Donegal, holidays and a poor border economy..

Nice piece from Fionnuala O’Connor on the role of Donegal for many escapees from the stress and division (subs needed) of Northern Ireland. It’s worth reading in full, but here’s a couple of snippets:

Bad Northern habits are pushed to the back of the mind. People from irritable Belfast, tiny intermarried Derry, uptight towns and watchful divided countryside, switch off their internal alarm systems. The coast’s deep inlets have a history of sanctuary, Lough Swilly famously sheltering the British grand fleet in the first World War when it fled Scapa Flow. But Donegal has a strong republican strand: IRA fugitives were loathed by some, sustained by more. Today’s west Belfast republicans are at home in their summer settlements.

A slice out of several generations trekked repeatedly to the Gaeltacht to learn Irish (some still do), lodged with families who 30 years ago were poor in a way uncommon in the North.
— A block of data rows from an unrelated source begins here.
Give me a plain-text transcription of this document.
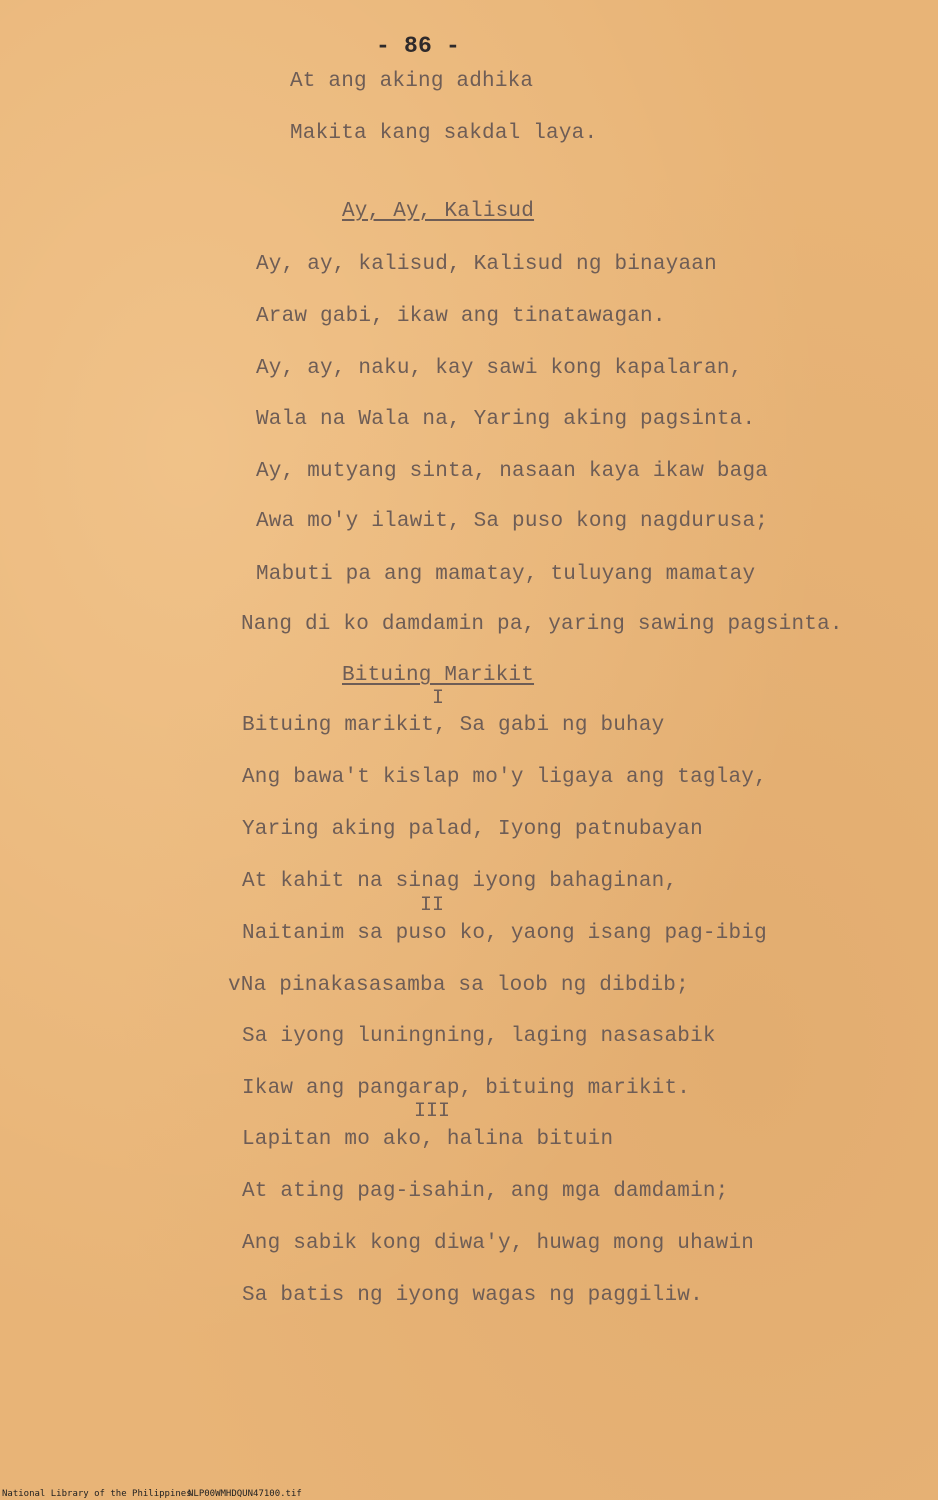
- 86 -
At ang aking adhika
Makita kang sakdal laya.
Ay, Ay, Kalisud
Ay, ay, kalisud, Kalisud ng binayaan
Araw gabi, ikaw ang tinatawagan.
Ay, ay, naku, kay sawi kong kapalaran,
Wala na Wala na, Yaring aking pagsinta.
Ay, mutyang sinta, nasaan kaya ikaw baga
Awa mo'y ilawit, Sa puso kong nagdurusa;
Mabuti pa ang mamatay, tuluyang mamatay
Nang di ko damdamin pa, yaring sawing pagsinta.
Bituing Marikit
I
Bituing marikit, Sa gabi ng buhay
Ang bawa't kislap mo'y ligaya ang taglay,
Yaring aking palad, Iyong patnubayan
At kahit na sinag iyong bahaginan,
II
Naitanim sa puso ko, yaong isang pag-ibig
vNa pinakasasamba sa loob ng dibdib;
Sa iyong luningning, laging nasasabik
Ikaw ang pangarap, bituing marikit.
III
Lapitan mo ako, halina bituin
At ating pag-isahin, ang mga damdamin;
Ang sabik kong diwa'y, huwag mong uhawin
Sa batis ng iyong wagas ng paggiliw.
National Library of the Philippines
NLP00WMHDQUN47100.tif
Gaeltacht summers turned some off the language but enchanted others: first holiday without parents, first kisses in seaside twilight. Donegal is still Rest and Recreation. It worked through the worst years, and it works more surely now. Not even a month after the murder of Denis Donaldson near Glenties, the will to push its horror out of mind is almost tangible.

And:

Northern Protestants who love the county would probably tend to be liberal unionist, if they admit to any label. They also tend to stay clear of the Gaeltacht, or the possibility of spotting Gerry Adams over a pint. Northern families with local Presbyterian and Church of Ireland roots used to arrive each summer at Rathmullan’s modest Pier Hotel, now demolished. But once prominent unionists such as the late Jim Kilfedder and Ernie Baird looked back with very mixed emotions on their Donegal origins, and the exodus at partition, and stayed away. Local folklore entrenches an image of the county’s Protestants as reserved, polite, a wary small minority.

The local rural population are invariably tough, resilient and inventive. As O’Connor argues tourism is a welcome boost to small incomes, but most make their living in an electic bunch of ways. The subsistence farming of a generation ago no longer cuts it for families whose young grow up with serious educational ambitions. Yet the Regional College in Letterkenny remains the jumping off point for Belfast, Dublin and beyond. Too few return to an economy still drasticly unfit to hold their talent ambition despite the boons bestowed elsewhere in the Celtic Tiger.